Не только высокое и низкое встречались на школьной сцене, вторя противопоставлению сакрального и светского таким образом, что сакрализовалось и низкое, и высокое. Кроме того, здесь очевидно явно выраженное противопоставление высокого и низового барокко. Именно низовое барокко, черты которого проступают в интермедиях, утверждало светскость школьного театра, высокое же поддерживало его сакральность.

Для украинской культуры были характерны «контрастные динамические отношения <…> явлений низового барокко с высокой литературой и культурой» [Мочалова, 1979, 231]. На них основано противоречивое единство многих школьных пьес. По правилам высокого барокко эти пьесы изобиловали антитезами, сложными фигурами, построенными на сравнении: «легкое яблко – бремена тажкии»; оксюморонами: душа скорбит в аду, где «мразомъ греетъ, огнем мразит». В монологах постоянны переходы от вещного к абстрактному. Фигура Невинности, описывая смерть невинно убиенных вифлеемских младенцев, рассказывает о том, как из их крови была сшита порфира, а бисер материнских слез украсил их венец. Школьные пьесы изобилуют названиями редких экзотических растений, драгоценных камней, как в пьесе о св. Екатерине [ «Declamatio de S. Catharinae Genio»]. Здесь рассыпаны перлы, адаманты, упоминаются кипарисы, рифмующиеся с нарциссами. Школьный театр не удержался на такой высокой ноте и отдал дань низовому барокко. Он не отказался от барокко высокого, но, снижая его темы, как темы Фортуны или Смерти, переводил в низовое. Можно привести пример подобных манипуляций.

Последние три дня земной жизни Христа в пьесе «Слово о збуреню пекла» представлены отраженно, в речах «адовых жителей». Высокие евангельские темы перенесены в нижний ярус мира. Скоро в аду появится сам Христос, говорит Люципер, страшась этого. Лучше бы он не мешал подземной жизни и жил на небе. Иначе заведенный в аду порядок нарушится. Пускай Сын Божий сидит себе в небе, размышляет он, вспоминая, сколько всего сам натворил на земле: напустил на Христа евреев, наслал Иуду. Он не верит, что Христос – богочеловек. Бог не может допустить издевательства над собой, он не стал бы терпеть мучений. Эти мысли Люципера – не плод воображения автора, а следование традициям. «Некоторые церковные писатели утверждают, что Сатане была неизвестна тайна Христова пришествия и он не узнал в Иисусе вочеловечившегося Бога» [Амфитеатров, 1992, 73–74].

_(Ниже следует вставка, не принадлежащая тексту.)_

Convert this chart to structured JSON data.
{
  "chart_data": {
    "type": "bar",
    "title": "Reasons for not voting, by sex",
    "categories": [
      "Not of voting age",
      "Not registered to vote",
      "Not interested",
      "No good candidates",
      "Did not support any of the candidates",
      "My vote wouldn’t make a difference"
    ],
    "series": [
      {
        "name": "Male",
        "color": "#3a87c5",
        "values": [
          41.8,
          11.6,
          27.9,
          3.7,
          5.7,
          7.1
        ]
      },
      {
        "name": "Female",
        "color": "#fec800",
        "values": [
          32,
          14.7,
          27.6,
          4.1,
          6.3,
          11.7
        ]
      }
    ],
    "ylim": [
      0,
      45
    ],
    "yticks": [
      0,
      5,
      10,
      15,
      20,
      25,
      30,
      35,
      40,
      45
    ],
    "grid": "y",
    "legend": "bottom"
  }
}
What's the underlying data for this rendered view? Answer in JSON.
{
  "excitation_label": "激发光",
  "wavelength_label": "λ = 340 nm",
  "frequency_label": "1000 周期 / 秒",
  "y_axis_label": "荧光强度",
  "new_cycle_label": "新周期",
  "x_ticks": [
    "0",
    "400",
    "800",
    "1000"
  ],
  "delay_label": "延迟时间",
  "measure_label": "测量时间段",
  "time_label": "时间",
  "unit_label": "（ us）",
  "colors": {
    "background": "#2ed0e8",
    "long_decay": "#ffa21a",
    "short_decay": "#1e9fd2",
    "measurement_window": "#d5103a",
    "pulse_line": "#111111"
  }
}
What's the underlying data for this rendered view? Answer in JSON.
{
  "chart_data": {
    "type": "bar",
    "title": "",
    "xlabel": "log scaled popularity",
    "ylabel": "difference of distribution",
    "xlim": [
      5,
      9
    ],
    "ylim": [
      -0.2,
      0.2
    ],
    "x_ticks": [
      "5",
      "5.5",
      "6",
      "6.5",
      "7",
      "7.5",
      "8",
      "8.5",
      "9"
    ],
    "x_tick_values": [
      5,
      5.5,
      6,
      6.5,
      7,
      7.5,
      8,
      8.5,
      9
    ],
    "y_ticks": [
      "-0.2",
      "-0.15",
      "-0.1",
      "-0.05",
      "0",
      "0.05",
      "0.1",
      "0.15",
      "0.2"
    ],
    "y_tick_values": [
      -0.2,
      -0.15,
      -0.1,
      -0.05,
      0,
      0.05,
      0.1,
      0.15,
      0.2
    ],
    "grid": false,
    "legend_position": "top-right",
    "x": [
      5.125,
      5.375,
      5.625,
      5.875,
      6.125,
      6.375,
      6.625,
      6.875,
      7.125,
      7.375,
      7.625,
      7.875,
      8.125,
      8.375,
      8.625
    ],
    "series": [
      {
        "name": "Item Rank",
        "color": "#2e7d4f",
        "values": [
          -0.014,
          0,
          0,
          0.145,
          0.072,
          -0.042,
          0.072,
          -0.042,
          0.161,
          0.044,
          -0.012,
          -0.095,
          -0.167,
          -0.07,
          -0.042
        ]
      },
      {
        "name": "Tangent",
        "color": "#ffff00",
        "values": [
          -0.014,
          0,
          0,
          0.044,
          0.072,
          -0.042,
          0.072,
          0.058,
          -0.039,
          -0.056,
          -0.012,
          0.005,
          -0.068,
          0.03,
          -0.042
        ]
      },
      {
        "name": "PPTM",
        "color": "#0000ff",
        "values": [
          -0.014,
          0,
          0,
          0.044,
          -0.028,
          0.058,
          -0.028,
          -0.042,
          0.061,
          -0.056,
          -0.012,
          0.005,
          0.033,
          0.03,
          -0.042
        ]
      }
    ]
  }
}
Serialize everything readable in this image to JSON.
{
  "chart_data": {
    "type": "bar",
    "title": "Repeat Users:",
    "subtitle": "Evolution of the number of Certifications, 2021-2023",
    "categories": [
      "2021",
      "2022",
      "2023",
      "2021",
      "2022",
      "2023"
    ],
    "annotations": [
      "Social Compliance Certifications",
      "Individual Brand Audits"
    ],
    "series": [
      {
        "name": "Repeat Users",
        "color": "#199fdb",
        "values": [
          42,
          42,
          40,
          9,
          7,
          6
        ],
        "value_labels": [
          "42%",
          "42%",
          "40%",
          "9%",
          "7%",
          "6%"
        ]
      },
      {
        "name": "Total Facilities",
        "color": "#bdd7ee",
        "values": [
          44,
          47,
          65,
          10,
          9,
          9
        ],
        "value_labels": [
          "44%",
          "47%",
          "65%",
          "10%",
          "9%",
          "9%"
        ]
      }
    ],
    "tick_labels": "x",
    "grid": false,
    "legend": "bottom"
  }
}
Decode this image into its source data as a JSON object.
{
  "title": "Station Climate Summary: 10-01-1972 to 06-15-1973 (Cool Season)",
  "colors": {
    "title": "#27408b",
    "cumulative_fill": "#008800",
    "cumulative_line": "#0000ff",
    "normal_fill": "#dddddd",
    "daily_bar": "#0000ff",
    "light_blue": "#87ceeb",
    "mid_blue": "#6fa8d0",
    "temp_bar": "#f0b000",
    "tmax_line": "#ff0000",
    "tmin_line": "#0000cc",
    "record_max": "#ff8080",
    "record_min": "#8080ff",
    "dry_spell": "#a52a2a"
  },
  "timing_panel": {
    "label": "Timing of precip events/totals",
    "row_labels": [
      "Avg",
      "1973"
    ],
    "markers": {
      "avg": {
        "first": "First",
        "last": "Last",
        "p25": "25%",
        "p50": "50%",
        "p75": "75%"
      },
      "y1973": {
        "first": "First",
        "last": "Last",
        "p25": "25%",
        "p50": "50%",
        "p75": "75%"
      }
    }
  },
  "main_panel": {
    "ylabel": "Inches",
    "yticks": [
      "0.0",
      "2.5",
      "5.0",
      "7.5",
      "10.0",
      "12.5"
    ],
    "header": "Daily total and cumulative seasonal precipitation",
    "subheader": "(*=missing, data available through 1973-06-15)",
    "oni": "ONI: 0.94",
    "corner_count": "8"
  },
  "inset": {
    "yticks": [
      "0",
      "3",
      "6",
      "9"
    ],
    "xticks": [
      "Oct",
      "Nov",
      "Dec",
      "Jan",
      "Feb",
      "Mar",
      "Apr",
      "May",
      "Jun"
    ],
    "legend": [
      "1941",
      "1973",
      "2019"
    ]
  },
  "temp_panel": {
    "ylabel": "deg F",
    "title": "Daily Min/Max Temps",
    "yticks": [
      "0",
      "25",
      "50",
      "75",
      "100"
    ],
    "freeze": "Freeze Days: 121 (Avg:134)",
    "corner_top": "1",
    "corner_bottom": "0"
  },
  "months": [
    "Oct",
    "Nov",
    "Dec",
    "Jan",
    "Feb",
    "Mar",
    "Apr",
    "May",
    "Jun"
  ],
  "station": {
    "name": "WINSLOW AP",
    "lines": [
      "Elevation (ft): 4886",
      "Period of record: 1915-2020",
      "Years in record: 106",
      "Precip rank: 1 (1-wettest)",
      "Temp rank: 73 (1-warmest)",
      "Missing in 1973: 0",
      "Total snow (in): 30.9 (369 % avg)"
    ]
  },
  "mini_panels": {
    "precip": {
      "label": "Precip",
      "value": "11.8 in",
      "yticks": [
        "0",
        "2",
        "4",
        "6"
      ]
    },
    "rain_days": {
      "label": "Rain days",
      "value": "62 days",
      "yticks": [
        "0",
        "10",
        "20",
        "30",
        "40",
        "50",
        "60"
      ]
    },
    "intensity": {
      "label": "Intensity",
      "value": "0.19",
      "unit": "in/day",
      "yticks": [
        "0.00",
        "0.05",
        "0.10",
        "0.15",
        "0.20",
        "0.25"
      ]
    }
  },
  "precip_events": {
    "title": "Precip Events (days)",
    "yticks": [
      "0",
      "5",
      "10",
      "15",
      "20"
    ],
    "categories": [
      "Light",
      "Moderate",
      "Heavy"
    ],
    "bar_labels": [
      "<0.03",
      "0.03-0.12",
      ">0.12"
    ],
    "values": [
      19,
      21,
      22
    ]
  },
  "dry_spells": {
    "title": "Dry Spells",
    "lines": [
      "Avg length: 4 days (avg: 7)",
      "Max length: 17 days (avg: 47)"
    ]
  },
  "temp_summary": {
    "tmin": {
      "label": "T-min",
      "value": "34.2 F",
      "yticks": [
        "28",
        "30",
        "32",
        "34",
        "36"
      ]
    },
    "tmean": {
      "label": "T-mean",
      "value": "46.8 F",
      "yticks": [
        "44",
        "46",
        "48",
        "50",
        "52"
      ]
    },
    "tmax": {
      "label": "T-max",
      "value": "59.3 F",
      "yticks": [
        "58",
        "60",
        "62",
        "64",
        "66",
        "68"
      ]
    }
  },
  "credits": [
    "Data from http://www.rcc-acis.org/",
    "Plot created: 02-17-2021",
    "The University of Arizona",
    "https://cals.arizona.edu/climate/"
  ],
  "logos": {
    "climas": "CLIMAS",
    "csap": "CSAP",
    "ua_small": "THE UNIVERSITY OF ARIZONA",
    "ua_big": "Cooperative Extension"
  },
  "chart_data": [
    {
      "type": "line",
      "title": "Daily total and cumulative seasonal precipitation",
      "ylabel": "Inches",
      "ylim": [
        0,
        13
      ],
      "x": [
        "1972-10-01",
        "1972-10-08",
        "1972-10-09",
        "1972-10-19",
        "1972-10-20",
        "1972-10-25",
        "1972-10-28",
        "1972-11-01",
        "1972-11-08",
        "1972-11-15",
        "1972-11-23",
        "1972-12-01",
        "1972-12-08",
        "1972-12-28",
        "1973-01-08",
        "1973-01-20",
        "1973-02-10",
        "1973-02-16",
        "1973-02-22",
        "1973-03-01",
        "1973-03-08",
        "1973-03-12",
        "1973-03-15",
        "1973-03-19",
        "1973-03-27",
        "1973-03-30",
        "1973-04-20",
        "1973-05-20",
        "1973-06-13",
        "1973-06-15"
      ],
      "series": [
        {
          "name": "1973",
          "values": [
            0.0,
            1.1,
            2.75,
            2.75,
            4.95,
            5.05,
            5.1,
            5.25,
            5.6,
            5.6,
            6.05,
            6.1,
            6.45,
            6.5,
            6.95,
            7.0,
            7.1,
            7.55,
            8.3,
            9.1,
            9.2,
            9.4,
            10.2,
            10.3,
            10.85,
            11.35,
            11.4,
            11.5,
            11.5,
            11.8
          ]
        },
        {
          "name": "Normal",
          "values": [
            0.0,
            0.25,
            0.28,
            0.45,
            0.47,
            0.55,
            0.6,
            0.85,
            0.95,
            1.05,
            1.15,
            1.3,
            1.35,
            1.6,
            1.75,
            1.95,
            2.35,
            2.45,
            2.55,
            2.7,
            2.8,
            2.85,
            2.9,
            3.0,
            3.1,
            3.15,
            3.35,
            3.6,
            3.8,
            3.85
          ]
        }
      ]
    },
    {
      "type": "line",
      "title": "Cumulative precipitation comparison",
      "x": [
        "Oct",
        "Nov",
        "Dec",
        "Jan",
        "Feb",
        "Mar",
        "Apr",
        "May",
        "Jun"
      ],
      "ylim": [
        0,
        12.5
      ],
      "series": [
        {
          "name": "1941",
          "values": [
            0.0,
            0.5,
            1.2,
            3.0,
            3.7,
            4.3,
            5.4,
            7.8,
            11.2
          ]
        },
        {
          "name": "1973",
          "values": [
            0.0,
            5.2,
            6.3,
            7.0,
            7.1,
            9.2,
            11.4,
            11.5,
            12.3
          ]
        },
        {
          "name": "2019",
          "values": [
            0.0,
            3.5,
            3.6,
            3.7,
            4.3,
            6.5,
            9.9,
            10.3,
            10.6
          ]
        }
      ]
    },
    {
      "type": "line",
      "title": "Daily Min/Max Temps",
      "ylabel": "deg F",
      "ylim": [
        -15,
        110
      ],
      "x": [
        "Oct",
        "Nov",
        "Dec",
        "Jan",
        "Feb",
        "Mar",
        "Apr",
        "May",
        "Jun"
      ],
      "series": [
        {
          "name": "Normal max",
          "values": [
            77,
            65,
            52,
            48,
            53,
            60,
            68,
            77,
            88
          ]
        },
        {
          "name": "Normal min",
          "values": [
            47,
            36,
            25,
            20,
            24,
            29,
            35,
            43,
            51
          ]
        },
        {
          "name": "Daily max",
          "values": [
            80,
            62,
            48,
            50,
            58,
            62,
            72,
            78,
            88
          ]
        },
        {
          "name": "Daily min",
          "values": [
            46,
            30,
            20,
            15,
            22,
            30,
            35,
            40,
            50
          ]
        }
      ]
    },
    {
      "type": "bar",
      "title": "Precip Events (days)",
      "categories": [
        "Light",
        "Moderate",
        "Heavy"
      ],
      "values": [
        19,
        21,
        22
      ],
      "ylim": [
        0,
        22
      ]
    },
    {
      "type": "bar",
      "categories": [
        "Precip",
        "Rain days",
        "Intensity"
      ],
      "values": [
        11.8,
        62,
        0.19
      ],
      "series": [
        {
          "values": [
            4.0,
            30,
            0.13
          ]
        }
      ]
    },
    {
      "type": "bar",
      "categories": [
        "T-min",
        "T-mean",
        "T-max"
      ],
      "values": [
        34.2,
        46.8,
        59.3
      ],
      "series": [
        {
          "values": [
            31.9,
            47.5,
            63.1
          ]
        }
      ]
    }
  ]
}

С тем чтобы следить за развитием событий, Люципер посылает на землю верных слуг, воевод. Они и сообщают адским жителям, что для Христа готово лобное место, что он умирает, что его уже напоили оцетом и желчью, пробили ребро копьем. Возложили на его главу терновый венец, он умер, но душу его поймать невозможно, так как обступило его ангельское воинство. Послы приносят весть и о сошествии Иисуса в ад. Рассказывают слуги Ада о том, как Христос исцеляет страждущих и даже воскрешает умерших. Услышав об этом, Ад и Люципер начинают корчиться от страха. Они боятся сошествия во ад Христа, дрожат и запирают на засовы врата адовы.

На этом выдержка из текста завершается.